Jack salienta que o enredo foi desenvolvido para causar catarse no público "Vamos proporcionar ao público um momento de catarse, de falar 'caramba, ainda é assim!'. Embora não seja uma coisa escondida, muita gente não se 'tocou' de que a história não mudou. Se você passa de uma época colonial e segue até hoje com a mesma narrativa, tem alguma coisa muito errada. Essa é uma das grandes lições do enredo".

Carnaval de inclusão

Para Vasconcelos, o enredo desvela uma ancestralidade e história dais quais o grupo pode e deve se orgulhar, proporcionando proximidade e inclusão de pessoas trans e travestis. Ele destacou a presença de mulheres trans em todos os setores da escola, especialmente a comissão de frente, composta por bailarinas transsexuais

"O mote de tudo é mostrar a transcestralidade da Xica Manicongo, é mostrar para as travestis e trans que elas têm uma ancestralidade, uma história própria e muito antiga, que acompanha a história da humanidade, e isso é motivo de orgulho. O mais importante é a gente promover a proximidade, vamos trazer as travestis e mulheres trans para a nossa vida. Quantas você conhece? Alguma é sua amiga? Quantas frequentam sua casa? Você frequenta a casa de alguma? Algum te atende quando você vai ao médico? Vamos deixar de ter medo, vamos nos aproximar". 

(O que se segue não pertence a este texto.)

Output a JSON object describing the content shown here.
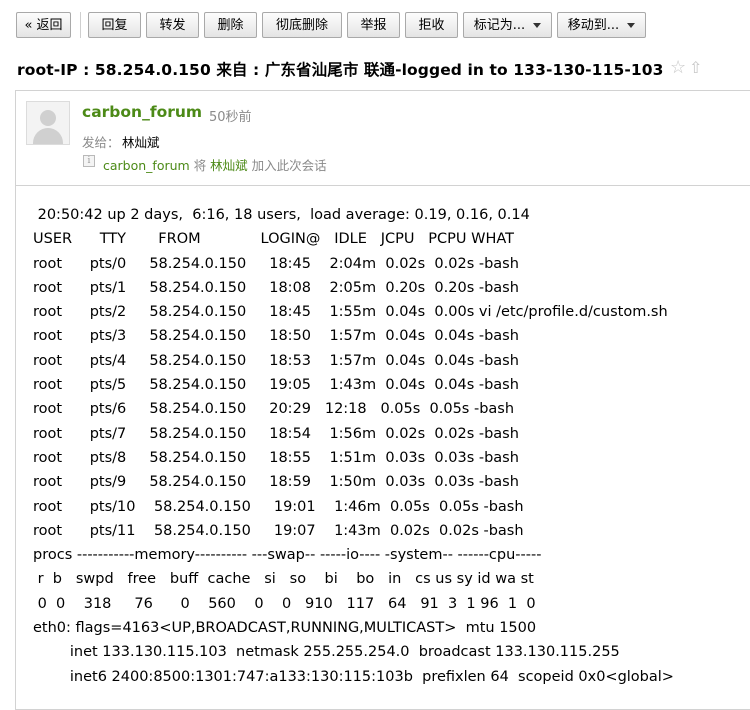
{
  "toolbar": {
    "back": "« 返回",
    "reply": "回复",
    "forward": "转发",
    "delete": "删除",
    "delete_forever": "彻底删除",
    "report": "举报",
    "reject": "拒收",
    "mark_as": "标记为...",
    "move_to": "移动到..."
  },
  "subject": "root-IP : 58.254.0.150 来自 : 广东省汕尾市 联通-logged in to 133-130-115-103",
  "icons": {
    "star": "star-icon",
    "share": "share-icon",
    "avatar": "avatar-placeholder",
    "info": "info-icon"
  },
  "header": {
    "sender": "carbon_forum",
    "time": "50秒前",
    "to_label": "发给：",
    "to_name": "林灿斌",
    "conv_sender": "carbon_forum",
    "conv_mid": " 将 ",
    "conv_name": "林灿斌",
    "conv_tail": " 加入此次会话"
  },
  "colors": {
    "sender_green": "#4c8a17",
    "muted_gray": "#8a8a8a",
    "border": "#d2d2d2"
  },
  "body_lines": [
    " 20:50:42 up 2 days,  6:16, 18 users,  load average: 0.19, 0.16, 0.14",
    "USER      TTY       FROM             LOGIN@   IDLE   JCPU   PCPU WHAT",
    "root      pts/0     58.254.0.150     18:45    2:04m  0.02s  0.02s -bash",
    "root      pts/1     58.254.0.150     18:08    2:05m  0.20s  0.20s -bash",
    "root      pts/2     58.254.0.150     18:45    1:55m  0.04s  0.00s vi /etc/profile.d/custom.sh",
    "root      pts/3     58.254.0.150     18:50    1:57m  0.04s  0.04s -bash",
    "root      pts/4     58.254.0.150     18:53    1:57m  0.04s  0.04s -bash",
    "root      pts/5     58.254.0.150     19:05    1:43m  0.04s  0.04s -bash",
    "root      pts/6     58.254.0.150     20:29   12:18   0.05s  0.05s -bash",
    "root      pts/7     58.254.0.150     18:54    1:56m  0.02s  0.02s -bash",
    "root      pts/8     58.254.0.150     18:55    1:51m  0.03s  0.03s -bash",
    "root      pts/9     58.254.0.150     18:59    1:50m  0.03s  0.03s -bash",
    "root      pts/10    58.254.0.150     19:01    1:46m  0.05s  0.05s -bash",
    "root      pts/11    58.254.0.150     19:07    1:43m  0.02s  0.02s -bash",
    "procs -----------memory---------- ---swap-- -----io---- -system-- ------cpu-----",
    " r  b   swpd   free   buff  cache   si   so    bi    bo   in   cs us sy id wa st",
    " 0  0    318     76      0    560    0    0   910   117   64   91  3  1 96  1  0",
    "eth0: flags=4163<UP,BROADCAST,RUNNING,MULTICAST>  mtu 1500",
    "        inet 133.130.115.103  netmask 255.255.254.0  broadcast 133.130.115.255",
    "        inet6 2400:8500:1301:747:a133:130:115:103b  prefixlen 64  scopeid 0x0<global>"
  ]
}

Além das que desfilarão no Sambódromo, há presença delas também nos barracões. Como parte do projeto Transcidadania do Samba, todos os sábados desde outubro de 2024, mulheres trans fizeram oficinas de formação em adereços e fantasias para se tornarem profissionais do Carnaval.
Em janeiro deste ano, as participantes começaram a estagiar nos ateliês da escola, na construção dos figurinos. Para Aryadna, uma das instrutoras, a iniciativa é uma forma dar oportunidade a mulheres que, em muitos casos, sofrem com a marginalização.

"É mais uma coisa que está acontecendo dentro do enredo: poder ensinar para mulheres trans tudo que eu aprendi no Carnaval. Agora, elas vêm para o estágio e vou fazendo um rodízio, passando em cada bancada e elas seguem aprendendo todo tipo de trabalho. É uma forma de abrir portas, inclusive algumas do projeto já foram efetivadas (na agremiação). O Carnaval muda vidas, o povo acha que se resume em quatro dias e é só o desfile, não sabem todo o trabalho, de todos os meses que estamos aqui", disse a aderecista.

Aryadna também contou ter se emocionado ao conhecer o enredo e, pela primeira vez em quatro anos na agremiação, cruzará a Passarela do Samba. "Quando a escola publicou o enredo, eu mandei mensagem para o Jack e ele só respondeu assim: 'esteja preparada'. Eu disse: 'estou mais do que pronta' e está sendo uma experiência maravilhosa para mim, como mulher trans, e de ensinamento, porque eu conhecia pouco da história da Xica e hoje sei do início ao fim. É uma história importante para a sociedade inteira".